So I believe in prayer in that sense, that it may and does change the spiritual attitude of the soul towards God so that we come into entirely new relations with him, and the spiritual life in us grows, unfolds, becomes beautiful and sweet, not because we have changed God, but because we have got into a new set of relations with him.

If I thought that I could change God by a prayer, that I could interfere in the slightest degree with the working of any of the natural forces, I would never dare to open my lips in prayer again so long as I live. We do not need to change God: we need simply to change our attitude towards him, change our relations to him. Is not this true in every department of human life? How is it that you produce results anywhere? You wish a mountain stream to work for you. Do you change the laws of motion? You adapt your machinery to those laws of motion, and all the power of God becomes yours. You do not change him, you change yourself, your attitude towards him. And so in every one of the discoveries, in every one of the revolutions, that have come to the world, simply by discovering God's methods, and humbly adapting our ways to those methods Thus the forces of God, which are changeless and eternal, produce for us results which they would not have produced but for adapting our lives to the working of their ways.

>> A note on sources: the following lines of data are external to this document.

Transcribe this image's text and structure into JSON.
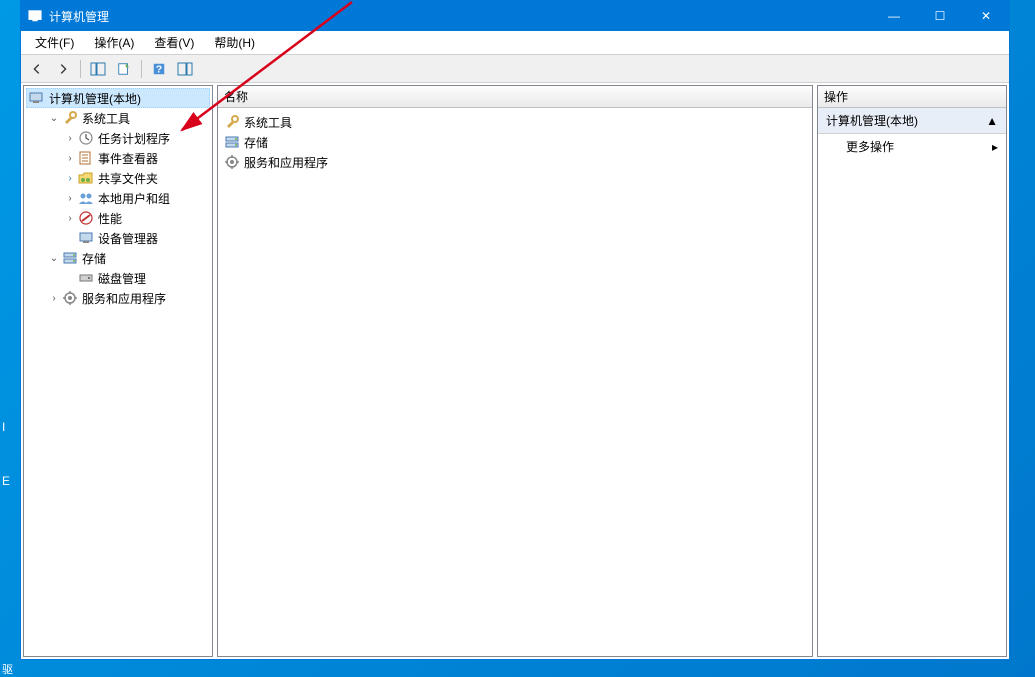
{
  "title": "计算机管理",
  "titlebar_buttons": {
    "min": "—",
    "max": "☐",
    "close": "✕"
  },
  "menubar": [
    {
      "label": "文件(F)"
    },
    {
      "label": "操作(A)"
    },
    {
      "label": "查看(V)"
    },
    {
      "label": "帮助(H)"
    }
  ],
  "toolbar": [
    {
      "name": "back-icon"
    },
    {
      "name": "forward-icon"
    },
    {
      "sep": true
    },
    {
      "name": "show-hide-tree-icon"
    },
    {
      "name": "export-list-icon"
    },
    {
      "sep": true
    },
    {
      "name": "help-icon"
    },
    {
      "name": "show-hide-action-icon"
    }
  ],
  "tree_root": {
    "icon": "computer-mgmt-icon",
    "label": "计算机管理(本地)",
    "selected": true
  },
  "tree": [
    {
      "depth": 1,
      "toggle": "expanded",
      "icon": "wrench-icon",
      "label": "系统工具"
    },
    {
      "depth": 2,
      "toggle": "collapsed",
      "icon": "clock-icon",
      "label": "任务计划程序"
    },
    {
      "depth": 2,
      "toggle": "collapsed",
      "icon": "event-icon",
      "label": "事件查看器"
    },
    {
      "depth": 2,
      "toggle": "collapsed",
      "icon": "shared-folder-icon",
      "label": "共享文件夹",
      "hl": true
    },
    {
      "depth": 2,
      "toggle": "collapsed",
      "icon": "users-icon",
      "label": "本地用户和组"
    },
    {
      "depth": 2,
      "toggle": "collapsed",
      "icon": "perf-icon",
      "label": "性能"
    },
    {
      "depth": 2,
      "toggle": "none",
      "icon": "device-icon",
      "label": "设备管理器"
    },
    {
      "depth": 1,
      "toggle": "expanded",
      "icon": "storage-icon",
      "label": "存储"
    },
    {
      "depth": 2,
      "toggle": "none",
      "icon": "disk-icon",
      "label": "磁盘管理"
    },
    {
      "depth": 1,
      "toggle": "collapsed",
      "icon": "services-icon",
      "label": "服务和应用程序"
    }
  ],
  "center_header": "名称",
  "center_list": [
    {
      "icon": "wrench-icon",
      "label": "系统工具"
    },
    {
      "icon": "storage-icon",
      "label": "存储"
    },
    {
      "icon": "services-icon",
      "label": "服务和应用程序"
    }
  ],
  "right_header": "操作",
  "actions_section": "计算机管理(本地)",
  "actions_more": "更多操作",
  "taskbar_hint": "驱",
  "desktop_label1": "I",
  "desktop_label2": "E"
}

A great many people do not think they ever pray. I have never seen a man yet who did not pray. You cannot live, and not pray: you cannot escape it if you try. Take Montgomery's famous old definition, "Prayer is the soul's sincere desire, Uttered or unexpressed, The motion of a hidden fir That trembles in the breast."

Soul's sincere desire. Yes, the body's desire, the mind's desire, the heart's desire, any desire, any outreach of life, is a prayer, an appeal for something that only the universe, that only God, can bestow. So, no matter whether you think you are religious or not, you are a praying man so long as you are a living man; and you cannot escape the fact if you try. It is merely a question whether you are a loving praying man or some other kind.

There is another aspect of prayer to which I wish to call your attention. Prayer is the refuge of a soul in trouble. It does not mean here, again, that you change God any. Can you not understand what it means to go to God, as it were, and fling yourself, like a child, against his breast and feel yourself folded in the everlasting arms? Your sorrow may not be removed, the burden may not be taken away, the life of your friend may not be saved, the sickness may not be healed; but there is comfort, there is strength, there is peace, there is help. Why, even in our human life do you not know how it is? You go to some friend you trust and love with your trouble. Perhaps he cannot lift it with one of his fingers; but he can tell you that he loves you, he cares, he would help you if only he were able. He can put his arm around you, he can say, God bless you; and you are stronger. You go away with lifted shoulder and with head that fronts the heavens; and you are able to bear the burden. Is there nothing akin to this in the sense of coming into intimate relations with the eternal Father, when troubled, pressed, when the outside world is dark, and feeling that here is refuge in a love deeper, higher, unspeakably more tender than that of the dearest friend that ever lived?

And this suggests another point. I have no doubt that sometimes, in my attempts to lead the devotions of this congregation, I use words which, if I were to sit down and critically analyze, I could not logically justify. I do not mean to; but, perhaps, sometimes I do. What of it? When my children were small, and my little boy came and climbed up in my lap and expressed himself in all sorts of illogical and foolish ways, telling me every sort of thing he wanted, impossible things, unwise things, things I could not get for him, things I would not get if I could, because I thought myself wiser than he, did these things trouble me? I loved to have him pour out his whole little soul into mine, because he was my child and because I did not expect him to be over-wise. It was this simple touch of kinship, this simple communion of father and child, which was sweet and tender and true.

So I believe with my whole soul that God loves us, his little children, with an unspeakable tenderness, a tenderness infinitely beyond that with which any earthly father ever loved a child, and that we can go to him freely and pour out our hearts, whether it is wise in expression or unwise; only let us do it with the feeling, "Not my will, Father, but Thine, be done," not as though we were trying to persuade him to do things for us that he would not otherwise do, but merely as the pouring out of our gratitude, our tenderness, our love.

There is another thing that needs just a word of suggestion. I believe that we ought to pray to God, not in the sense of begging for things, but sympathetically bringing in the arms of our sympathy all those we love and all those we hate, if there are any, and all things that live on the face of the earth. There is a hint of what I mean in those beautiful words of Tennyson's:

"For what are men better than sheep or goats That nourish a blind life within the brain, If, knowing God, they lift not hands in prayer Both for themselves and those who call them friend? For so the whole round earth is every way Bound by gold chains about the feet of God."

Let us reach out our arms of sympathy to all the world and bring the world sympathetically into the presence of our Father. So our own hearts and loves will broaden, until they, too, are divine.